Program gives hope to military families
When tragedy is unbearable, military families turn to TAPS, the Tragedy Assistance Program for Survivors. "We come here to meet other people in like situations," said Caitlin Needham.
Seattle Times staff reporter
Caitlin Needham's world collapsed when her son called her at work to tell her that there were military officers at the door and she needed to come home.
Her husband of 31 years, Master Sgt. Robb Needham, had died in Iraq.
Then, 18 months later, her 23-year-old son committed suicide.
When tragedy is unbearable, military families turn to TAPS, the Tragedy Assistance Program for Survivors.

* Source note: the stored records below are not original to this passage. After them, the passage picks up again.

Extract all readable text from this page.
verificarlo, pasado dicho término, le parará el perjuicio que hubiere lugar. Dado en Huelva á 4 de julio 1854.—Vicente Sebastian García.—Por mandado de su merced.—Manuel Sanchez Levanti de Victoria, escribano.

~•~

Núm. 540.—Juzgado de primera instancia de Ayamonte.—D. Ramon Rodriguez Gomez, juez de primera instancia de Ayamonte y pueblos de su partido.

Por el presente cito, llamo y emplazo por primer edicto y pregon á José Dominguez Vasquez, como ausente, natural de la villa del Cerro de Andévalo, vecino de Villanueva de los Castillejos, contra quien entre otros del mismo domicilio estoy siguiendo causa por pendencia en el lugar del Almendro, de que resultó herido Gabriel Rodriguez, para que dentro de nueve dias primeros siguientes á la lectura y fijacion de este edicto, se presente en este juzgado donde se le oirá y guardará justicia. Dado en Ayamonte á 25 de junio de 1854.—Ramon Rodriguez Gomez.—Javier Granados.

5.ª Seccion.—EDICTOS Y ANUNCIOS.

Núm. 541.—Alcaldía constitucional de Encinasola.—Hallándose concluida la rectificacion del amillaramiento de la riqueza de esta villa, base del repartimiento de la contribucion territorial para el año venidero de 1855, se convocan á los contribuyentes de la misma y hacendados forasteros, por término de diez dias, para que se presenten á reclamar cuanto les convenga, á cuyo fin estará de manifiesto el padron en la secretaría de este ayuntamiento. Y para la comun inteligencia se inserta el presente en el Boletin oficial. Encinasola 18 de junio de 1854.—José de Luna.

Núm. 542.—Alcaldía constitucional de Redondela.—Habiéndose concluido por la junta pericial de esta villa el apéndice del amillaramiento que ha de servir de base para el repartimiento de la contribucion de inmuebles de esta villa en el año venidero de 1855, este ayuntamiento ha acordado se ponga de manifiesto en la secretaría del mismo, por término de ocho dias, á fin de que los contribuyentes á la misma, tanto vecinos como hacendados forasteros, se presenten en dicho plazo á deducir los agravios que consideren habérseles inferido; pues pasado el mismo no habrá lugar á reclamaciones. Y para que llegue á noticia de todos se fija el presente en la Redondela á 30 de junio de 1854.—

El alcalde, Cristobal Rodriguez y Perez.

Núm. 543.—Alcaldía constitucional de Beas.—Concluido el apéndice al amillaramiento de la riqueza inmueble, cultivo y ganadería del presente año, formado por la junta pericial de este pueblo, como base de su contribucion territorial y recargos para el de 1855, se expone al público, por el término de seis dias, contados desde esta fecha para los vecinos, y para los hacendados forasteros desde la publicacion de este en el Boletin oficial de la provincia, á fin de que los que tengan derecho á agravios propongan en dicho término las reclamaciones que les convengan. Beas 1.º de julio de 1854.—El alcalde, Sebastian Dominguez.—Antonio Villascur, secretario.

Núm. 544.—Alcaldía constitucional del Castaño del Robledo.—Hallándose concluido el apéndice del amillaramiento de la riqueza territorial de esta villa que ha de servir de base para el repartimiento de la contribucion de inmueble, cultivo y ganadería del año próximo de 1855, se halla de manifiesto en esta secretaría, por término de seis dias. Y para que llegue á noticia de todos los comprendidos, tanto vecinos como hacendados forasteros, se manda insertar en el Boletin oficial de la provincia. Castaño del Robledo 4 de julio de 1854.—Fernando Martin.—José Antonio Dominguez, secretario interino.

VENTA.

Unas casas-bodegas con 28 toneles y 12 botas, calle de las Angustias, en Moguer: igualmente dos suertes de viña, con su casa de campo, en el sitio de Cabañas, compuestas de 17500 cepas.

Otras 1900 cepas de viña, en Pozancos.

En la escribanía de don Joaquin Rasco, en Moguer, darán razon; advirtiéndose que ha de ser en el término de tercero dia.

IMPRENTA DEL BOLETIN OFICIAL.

"We come here to meet other people in like situations," said Needham, 51, of Vancouver, Wash. Her voice was one among many Saturday at a lunch at Joint Base Lewis-McChord's North Chapel, where 70 adults and 25 child survivors gathered for the annual Puget Sound-area Military Survivor Seminar.
"Grief is a long process," said Needham, whose husband died in combat in 2006. And the other TAPS members provide support no matter how long it takes.
TAPS seminars like the one Saturday are held 24 times a year on military bases around the country. Survivors are welcome to attend any of them, and some at the Lewis-McChord event came from as far away as Arkansas.
What TAPS provides — sharing stories and grief in groups facilitated by volunteers, meeting survivors who live nearby, and the nationwide 800 number to put grieving survivors in touch with others at any time of day — has made the program important to military families in need, say members, of which there are now 24,000.
"TAPS understands me," said Needham. "They've given me the skills to get through each day."
One of the most painful adjustments for women who lose husbands is finding the "world is made for couples" and they are often either excluded or find life lonely, whether it's booking hotels for travel or being invited to the home of friends who are a couple.
"Now I can call Norma and tell her I've just found a great deal on a cruise," Needham said, referring to friend Norma Melo, whom she met through the program.
"We have each other," said Melo, 47, of Spanaway, Pierce County, whose husband died in Iraq in 2004.
"When you lose one life, you have to start another," she said.
Bonnie Carroll started TAPS after her brigadier general husband, Tom Carroll, was killed in a helicopter training accident and she found there was little support.
Now, "this is our family," she said. "I'm so grateful we now have a place to turn to, a place filled with love."
As lunch ended and the individual sessions began, groups were formed. One group was for fiancés and significant others who lost loved ones. Another was for parents who did. Others were for husbands and wives, and another for children. One was for those who have lost loved ones to suicide.
Some of the most important work may be among the children, said Master Sgt. Creed McCaslin, who works with children suffering the loss of a parent.
After the session, the children carried balloons outdoors, letters to their parents written on tissue paper, attached to the strings.
"I love you dad. I miss you. I wish you were here. I'm in kindergarten now," wrote Aly Wisenhunt, 5.
Trevor McCants, 14, and one of the oldest children there, wore a badge with his father's photo. "I love and miss you," he wrote on the tissue paper. "I wish you could be here now."
Then he released his balloon, and he watched it rise for a very long time.